Luo Xiang, Kan Xiuji, Wang Dongliang, Shi Yu, Zhu Siqi, Chen Zhenyu, Wang Congcong, Zhu Wenqi, Wang Xiangtong, Sun Wenwen
Jiangsu Province (Suqian) Hospital, Nanjing Medical University, China.
First Affiliated Hospital of Soochow University, Soochow University, China.
J Int Med Res. 2025 Aug;53(8):3000605251362991. doi: 10.1177/03000605251362991. Epub 2025 Aug 13.

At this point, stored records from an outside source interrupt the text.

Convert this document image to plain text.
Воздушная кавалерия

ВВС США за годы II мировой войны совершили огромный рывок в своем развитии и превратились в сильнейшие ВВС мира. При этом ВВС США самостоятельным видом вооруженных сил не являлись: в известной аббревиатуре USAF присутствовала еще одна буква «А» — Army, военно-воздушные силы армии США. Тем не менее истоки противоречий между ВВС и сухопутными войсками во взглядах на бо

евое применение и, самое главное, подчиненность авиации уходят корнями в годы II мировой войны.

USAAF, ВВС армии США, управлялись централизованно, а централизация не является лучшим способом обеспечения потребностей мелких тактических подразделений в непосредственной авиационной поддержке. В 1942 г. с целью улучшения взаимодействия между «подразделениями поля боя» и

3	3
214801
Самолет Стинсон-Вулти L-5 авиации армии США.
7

BackgroundSepsis is the leading cause of mortality in critically ill cancer patients; however, traditional prognostic models fail to capture the complexity of their immune and physiological interactions.MethodsThis retrospective study analyzed electronic health records from the Medical Information Mart for Intensive Care IV database, including the records of patients with sepsis who had a documented history of cancer and were admitted to the intensive care unit. A two-step feature selection approach, combining least absolute shrinkage and selection operator regression and recursive feature elimination, was used to identify key prognostic variables. Eight machine learning algorithms, such as random forest and extreme gradient boosting, were trained and evaluated using five-fold cross-validation. Model performance was assessed using the area under the receiver operating characteristic curve value, Brier scores, sensitivity, and specificity. SHapley Additive exPlanations, Partial Dependence Plots, and break down algorithms were applied to enhance model interpretability.ResultsThe final cohort included 3364 patients admitted to the intensive care unit. Nonsurvivors had significantly higher illness severity scores (Acute Physiology Score III and Sequential Organ Failure Assessment) than survivors (p < 0.001). Among the tested models, the random forest model demonstrated superior performance, achieving the highest area under the receiver operating characteristic curve value (0.78; 95% confidence interval: 0.76-0.80) and the lowest Brier score (0.15), indicating strong predictive accuracy.ConclusionsThis study developed machine learning models for predicting in-hospital mortality in sepsis patients with a history of cancer, leveraging the Medical Information Mart for Intensive Care IV database for comprehensive risk assessment.
背景
脓毒症是重症癌症患者死亡的主要原因;然而,传统的预后模型未能捕捉到其免疫和生理相互作用的复杂性。
方法
这项回顾性研究分析了重症监护医学信息数据库IV中的电子健康记录,包括有癌症病史且入住重症监护病房的脓毒症患者的记录。采用一种两步特征选择方法,结合最小绝对收缩和选择算子回归以及递归特征消除,来识别关键的预后变量。使用随机森林和极端梯度提升等八种机器学习算法,通过五折交叉验证进行训练和评估。使用受试者工作特征曲线下面积值、布里尔评分、敏感性和特异性来评估模型性能。应用夏普利值、部分依赖图和分解算法来增强模型的可解释性。
结果
最终队列包括3364名入住重症监护病房的患者。非幸存者的疾病严重程度评分(急性生理学评分III和序贯器官衰竭评估)显著高于幸存者(p < 0.001)。在测试的模型中,随机森林模型表现出卓越的性能,达到了最高的受试者工作特征曲线下面积值(0.78;95%置信区间:0.76 - 0.80)和最低的布里尔评分(0.15),表明具有很强的预测准确性。
结论
本研究利用重症监护医学信息数据库IV开发了机器学习模型,用于预测有癌症病史的脓毒症患者的院内死亡率,以进行全面的风险评估。